As Hahnemann enters bankruptcy, ‘gateway’ development site could open up in Center City
The Hahnemann property’s size and central location give its potential redevelopment a much higher profile than past conversions of hospital sites.
When the dust settles on the bankruptcy of Hahnemann University Hospital, what’s left behind may be one of the most enticing — if challenging — pieces of real estate that Philadelphia has seen in years.
The sprawling assemblage of seven medical buildings and a parking garage over nearly six acres is centered on Broad Street along the Vine Street Expressway, cater-cornered to the growing Pennsylvania Convention Center, and at the northern end of the strip of cultural institutions that make up what’s known as Avenue of the Arts.
While employing thousands and providing vital medical services for some of central Philadelphia’s neediest neighborhoods, the buildings are quickly growing obsolete for hospital use and have dampened street life between Center City and revitalizing sections of Broad Street to the north, some say.
“It’s kind of a gateway location,” said Joseph Fetterman, an executive vice president at real estate services group Colliers International in Philadelphia specializing in health-care properties. “It’s a real opportunity to put another piece in place that continues the redevelopment of North Broad Street.”
If the Hahnemann campus is redeveloped, it would join a growing number of financially troubled hospitals to be shuttered in Philadelphia, only to reopen with a new identity.
Some retain at least some medical use. The former Northeastern Hospital in Port Richmond, for example, is now partly occupied by an urgent-care facility.
But others are being revamped into something completely different. Among these is the old St. Joseph’s Hospital at 16th Street and Girard Avenue, which is now an apartment building.
Still, the Hahnemann property’s size and central location give its potential redevelopment a much higher profile than past cases, developers and experts said.

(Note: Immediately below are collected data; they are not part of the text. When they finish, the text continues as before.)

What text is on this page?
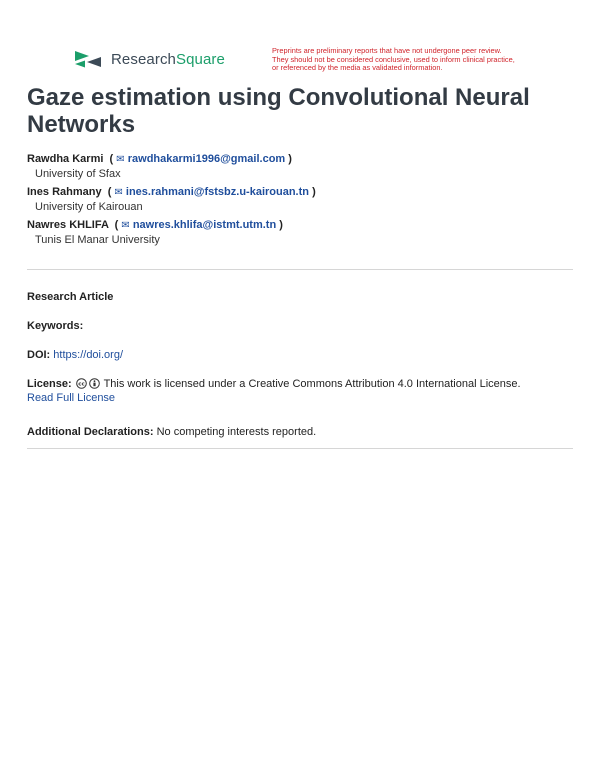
ResearchSquare	Preprints are preliminary reports that have not undergone peer review.
They should not be considered conclusive, used to inform clinical practice,
or referenced by the media as validated information.
Gaze estimation using Convolutional Neural Networks
Rawdha Karmi  ( ✉ rawdhakarmi1996@gmail.com )
University of Sfax
Ines Rahmany  ( ✉ ines.rahmani@fstsbz.u-kairouan.tn )
University of Kairouan
Nawres KHLIFA  ( ✉ nawres.khlifa@istmt.utm.tn )
Tunis El Manar University
Research Article
Keywords:
DOI: https://doi.org/
License: cc This work is licensed under a Creative Commons Attribution 4.0 International License.
Read Full License
Additional Declarations: No competing interests reported.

“It requires big thinking, big bold ideas, and extremely deep pockets,” said Bill Luff, founder of real estate consultant CRE Visions LLC in Philadelphia.
Since moving into what’s now known as the campus’ South Tower at 230 N. Broad St. in 1928, Hahnemann has grown to encompass 1.5 million square feet of hospital space, according to an Inquirer tally of city property records.
While much of that space is in the dense cluster of buildings attached to the South Tower, some functions are in properties on surrounding blocks held by affiliates of the hospital’s owner, California-based investment banker Joel Freedman’s Philadelphia Academic Health System LLC.
Philadelphia Academic, which filed for bankruptcy protection late Sunday, leases its space in those buildings from those property-owning affiliates, which are not part of the Chapter 7 filing, according to court papers.
The filing came after Philadelphia Academic, which acquired Hahnemann last year, failed in its effort to find a buyer for the money-losing hospital. Among those passing on an acquisition was Drexel University, which uses Hahnemann as the primary teaching hospital for its medical school, according to court filings.
Drexel had considered buying the hospital once before earlier this decade from its previous owner, Tenet Healthcare Corp., but had then, too, decided not to go through with the deal, said Robert Francis, Drexel’s former vice president for university facilities.
Francis said he had toured the hospital buildings in connection with that potential acquisition and had thought even then that it would be a struggle to make the aged building with outdated electrical and mechanical systems able to support today’s high-tech medical devices.
At least one section of the complex isn’t even used anymore: City records show that the property known as the SHSH Building at 15th and Race Streets, part of the main hospital cluster, has been all but vacant since 2008.
“It’s a pretty difficult physical plant to modernize for health care,” Francis said of the hospital complex.
If Hahnemann’s owners realize their plan to shut down the hospital in coming months, it’s far too early to predict what might rise in its place, developers and other experts said.
Its sale price and redevelopment budget would also depend on its ultimate use, and whether existing buildings are repurposed or demolished to make way for new construction, said Luff, of CRE Visions.
Fetterman, with Colliers, said he envisions some downsized version of the property’s current medical use migrating to other buildings in the area, with the Hahnemann land itself being developed for a mix of uses, possibly including a hotel to house visitors to the nearby convention center.
Robert Zuritsky, president of developer Parkway Corp., whose Broad Street headquarters is across Race Street from the main Hahnemann buildings, said he’d like to see something that could restore some of the employment that will be lost when the hospital closes.
One idea, he said, could be technology and research businesses that take advantage of the area’s telecommunications infrastructure, which has already led to the development of big data centers in buildings to the north.
Paul Levy, president of the Center City District business association, said that his group would lament the loss of the hospital, but that a silver lining to its closure would be the opportunity to make its strip of Broad Street more inviting for street life.
“The top priority is to preserve the medical services and jobs the hospital represents,” he said. "If, unfortunately, it was impossible to save them ... it could create a whole new zone in the city.